Tony Smibert, born 1949 in Australia, is a 7th dan aikido shihan, member of the IAF Senior Council and before that for many years its Vice Chairman. He is also president of Aikikai Australia and a trustee of the Sugano Foundation. His home and dojo are in a tiny Tasmanian town beneath the mountains and very near to a world famous wilderness.
He started training aikido in 1964, at age 15. Next year, Seiichi Sugano Shihan arrived in Australia and Tony Smibert soon became his student, remaining with him until his death in 2010, assisting in the development of aikido around Australia.
“I can’t really remember 'life before aikido,' because I've been fully engaged in it since I was a kid,” he says. “Even though, sadly, Sugano Shihan has passed away, I’m still very much his student and trying hard to learn what he was teaching.”

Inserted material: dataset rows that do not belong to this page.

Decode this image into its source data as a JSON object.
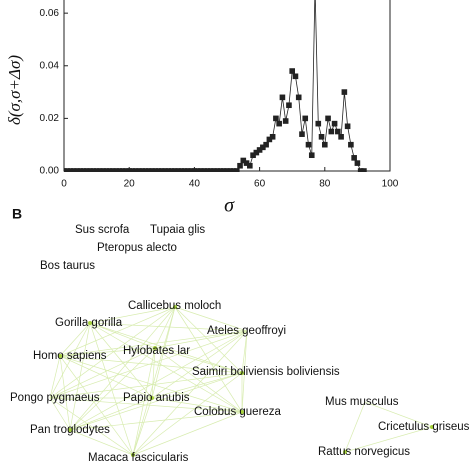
{
  "chart_data": {
    "type": "line",
    "x_label": "σ",
    "y_label": "δ(σ,σ+Δσ)",
    "x": [
      0,
      1,
      2,
      3,
      4,
      5,
      6,
      7,
      8,
      9,
      10,
      11,
      12,
      13,
      14,
      15,
      16,
      17,
      18,
      19,
      20,
      21,
      22,
      23,
      24,
      25,
      26,
      27,
      28,
      29,
      30,
      31,
      32,
      33,
      34,
      35,
      36,
      37,
      38,
      39,
      40,
      41,
      42,
      43,
      44,
      45,
      46,
      47,
      48,
      49,
      50,
      51,
      52,
      53,
      54,
      55,
      56,
      57,
      58,
      59,
      60,
      61,
      62,
      63,
      64,
      65,
      66,
      67,
      68,
      69,
      70,
      71,
      72,
      73,
      74,
      75,
      76,
      77,
      78,
      79,
      80,
      81,
      82,
      83,
      84,
      85,
      86,
      87,
      88,
      89,
      90,
      91,
      92
    ],
    "series": [
      {
        "color": "#222222",
        "values": [
          0,
          0,
          0,
          0,
          0,
          0,
          0,
          0,
          0,
          0,
          0,
          0,
          0,
          0,
          0,
          0,
          0,
          0,
          0,
          0,
          0,
          0,
          0,
          0,
          0,
          0,
          0,
          0,
          0,
          0,
          0,
          0,
          0,
          0,
          0,
          0,
          0,
          0,
          0,
          0,
          0,
          0,
          0,
          0,
          0,
          0,
          0,
          0,
          0,
          0,
          0,
          0,
          0,
          0,
          0.002,
          0.004,
          0.003,
          0.002,
          0.006,
          0.007,
          0.008,
          0.009,
          0.01,
          0.012,
          0.013,
          0.02,
          0.018,
          0.028,
          0.019,
          0.025,
          0.038,
          0.036,
          0.028,
          0.014,
          0.02,
          0.01,
          0.006,
          0.07,
          0.018,
          0.013,
          0.01,
          0.02,
          0.015,
          0.018,
          0.015,
          0.013,
          0.03,
          0.017,
          0.01,
          0.005,
          0.003,
          0,
          0
        ]
      }
    ],
    "xlim": [
      0,
      100
    ],
    "xticks": [
      0,
      20,
      40,
      60,
      80,
      100
    ],
    "ylim": [
      0,
      0.065
    ],
    "yticks": [
      {
        "value": 0,
        "label": "0.00"
      },
      {
        "value": 0.02,
        "label": "0.02"
      },
      {
        "value": 0.04,
        "label": "0.04"
      },
      {
        "value": 0.06,
        "label": "0.06"
      }
    ]
  },
  "panel_b": {
    "label": "B",
    "nodes": [
      "Sus scrofa",
      "Tupaia glis",
      "Pteropus alecto",
      "Bos taurus",
      "Callicebus moloch",
      "Gorilla gorilla",
      "Ateles geoffroyi",
      "Homo sapiens",
      "Hylobates lar",
      "Saimiri boliviensis boliviensis",
      "Pongo pygmaeus",
      "Papio anubis",
      "Colobus guereza",
      "Mus musculus",
      "Cricetulus griseus",
      "Pan troglodytes",
      "Rattus norvegicus",
      "Macaca fascicularis"
    ]
  }
}
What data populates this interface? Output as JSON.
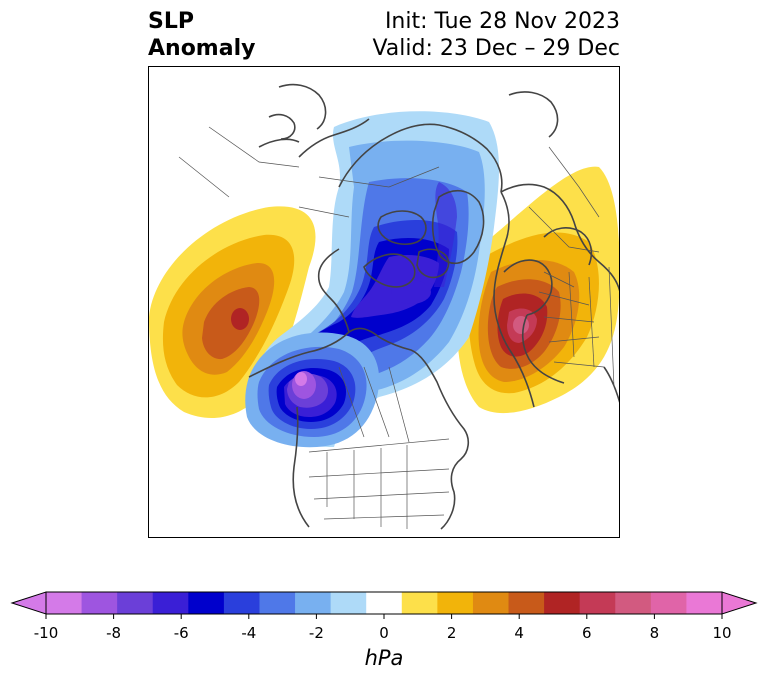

Tony Smibert is also an accomplished artist, working mainly, but not only, in watercolors and acrylic. His art career includes more than 50 solo exhibitions in Europe, South East Asia, Japan, the Americas and Australia. He is currently a Visiting Artist Researcher at Tate Britain, working with Senior Conservation Scientist Dr Joyce Townsend and focused on the painting techniques of JMW Turner. Smibert and Townsend’s “Tate Watercolour Manual: Lessons from the Great Masters” was released this year.
Tony Smibert’s art is deeply informed by training in Japanese martial art. The larger acrylic abstracts use the energy flow (ki) of aikido to create a broad calligraphy reminiscent of Franz Kline and Action Painting very different from his classical and oriental watercolors.
He was present at the 2010 IAF Directing Committee meeting in Moscow, and taught at the adjoined seminar. At the 2013 World Combat Games in St. Petersburg, he is the narrator of the aikido demonstrations.